Les USA ont joué un rôle influent en Irak; aujourd’hui, leur retrait est inévitable

Par Elijah J. Magnier : @ejmalrai

Traduction : Daniel G.

L’Irak a parlé. Le major général irakien Jafar al-Battat, chef de la sécurité de la zone de Bagdad, a estimé à « plus d’un million le nombre de protestataires dans les quartiers de Karradah et de Jadriyeh à Bagdad ». Ces protestataires appelaient au retrait complet de toutes les forces étrangères dirigées par les USA présentes en Irak. Ils se sont mobilisés en réponse à l’appel  du religieux chiite Sayyed Moqtada al-Sadr, auquel se sont joints tous les groupes chiites et d’autres minorités irakiennes souhaitant le départ des forces US et la fin de l’hégémonie et de la domination américaines en Irak. Le coût du feu vert donné au tir de missiles à partir d’un drone américain pour assassiner  le major général iranien Qassem Soleimani et ses compagnons, ainsi que le commandant irakien Abou Mahdi al-Muhandes, pèsera lourd sur les USA et leur présence au Moyen-Orient. L’on s’attend à ce que l’administration Trump paie un prix élevé et que le président lui-même s’en ressentira pendant sa prochaine campagne électorale.

Mais l’histoire ne s’arrête pas là. L’Iran et ses alliés n’ont nullement l’intention de laisser tranquilles les forces US présentes au Moyen-Orient d’ici la date de leur départ définitif. Même si les bases militaires que se partagent les forces irakiennes et US sont loin des zones résidentielles, il ne fait aucun doute que les militaires américains présents sont devenus des cibles. 
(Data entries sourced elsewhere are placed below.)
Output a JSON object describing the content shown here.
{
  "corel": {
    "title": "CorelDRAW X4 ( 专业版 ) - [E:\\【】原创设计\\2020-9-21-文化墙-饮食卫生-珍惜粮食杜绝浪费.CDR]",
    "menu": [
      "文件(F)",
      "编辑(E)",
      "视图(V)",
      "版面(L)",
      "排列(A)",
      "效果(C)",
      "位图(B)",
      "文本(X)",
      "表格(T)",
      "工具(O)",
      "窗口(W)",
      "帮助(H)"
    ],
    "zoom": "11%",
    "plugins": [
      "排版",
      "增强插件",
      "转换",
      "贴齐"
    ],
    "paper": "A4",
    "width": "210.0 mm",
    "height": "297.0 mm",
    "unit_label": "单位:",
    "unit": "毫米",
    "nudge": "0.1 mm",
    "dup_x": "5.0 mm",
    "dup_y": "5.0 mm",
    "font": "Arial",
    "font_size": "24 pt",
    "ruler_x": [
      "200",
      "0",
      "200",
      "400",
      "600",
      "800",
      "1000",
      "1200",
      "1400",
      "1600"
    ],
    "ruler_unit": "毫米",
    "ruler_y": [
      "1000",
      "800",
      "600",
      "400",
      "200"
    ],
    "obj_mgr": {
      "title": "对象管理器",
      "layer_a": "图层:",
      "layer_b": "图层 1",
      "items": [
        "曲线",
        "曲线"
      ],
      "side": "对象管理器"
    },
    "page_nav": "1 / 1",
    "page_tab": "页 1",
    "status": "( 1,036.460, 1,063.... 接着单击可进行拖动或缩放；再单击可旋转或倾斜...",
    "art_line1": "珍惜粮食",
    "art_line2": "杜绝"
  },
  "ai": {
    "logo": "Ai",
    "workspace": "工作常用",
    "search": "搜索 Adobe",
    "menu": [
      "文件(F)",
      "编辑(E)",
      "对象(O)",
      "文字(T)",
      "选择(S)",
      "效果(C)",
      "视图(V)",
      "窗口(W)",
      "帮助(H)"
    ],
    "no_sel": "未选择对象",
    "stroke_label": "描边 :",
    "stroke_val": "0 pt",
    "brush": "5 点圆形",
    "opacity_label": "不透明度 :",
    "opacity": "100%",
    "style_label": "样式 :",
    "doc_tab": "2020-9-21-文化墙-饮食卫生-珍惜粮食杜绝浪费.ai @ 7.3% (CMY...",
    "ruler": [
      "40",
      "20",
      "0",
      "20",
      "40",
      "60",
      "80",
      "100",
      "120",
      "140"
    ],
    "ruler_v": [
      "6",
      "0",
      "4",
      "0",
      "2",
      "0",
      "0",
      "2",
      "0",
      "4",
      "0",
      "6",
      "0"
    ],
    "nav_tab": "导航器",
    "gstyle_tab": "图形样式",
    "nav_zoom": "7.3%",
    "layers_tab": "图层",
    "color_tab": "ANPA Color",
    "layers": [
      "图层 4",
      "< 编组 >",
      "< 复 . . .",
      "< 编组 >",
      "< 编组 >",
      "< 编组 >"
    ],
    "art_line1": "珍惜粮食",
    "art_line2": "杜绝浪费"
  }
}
L’administration américaine et les médias institutionnels attribuent l’instabilité de l’Irak à l’immense contrôle que l’Iran exerce sur le pays. Cette affirmation est toutefois inexacte, puisque l’administration américaine a nommé ou approuvé chaque premier ministre irakien.

Les USA n’ont jamais réussi à instaurer la stabilité en Irak depuis le début de leur occupation du pays en 2003. Les forces US ont subi des attaques continuelles pendant la première année suivant leur arrivée en Irak par ceux qui rejetaient leur occupation. Les USA n’ont pas réussi à construire une infrastructure solide et encore moins à gagner le cœur et l’esprit de la population, même s’ils avaient la haute main quant au choix des dirigeants de l’Irak. 

Les sociétés américaines ont profité de la richesse irakienne, mais en contribuant très peu au progrès du pays et à la reconstruction de son infrastructure. L’armée US a été grassement payée pour entraîner l’armée irakienne et l’industrie de l’armement aux USA a obtenu d’immenses contrats de vente d’armes et de matériel militaire. Mais cet entraînement s’est avéré avoir peu de substance lorsque des rebelles sunnites et Daech ont attaqué Mossoul en 2014 et réussi à occuper en un rien de temps le tiers de l’Irak.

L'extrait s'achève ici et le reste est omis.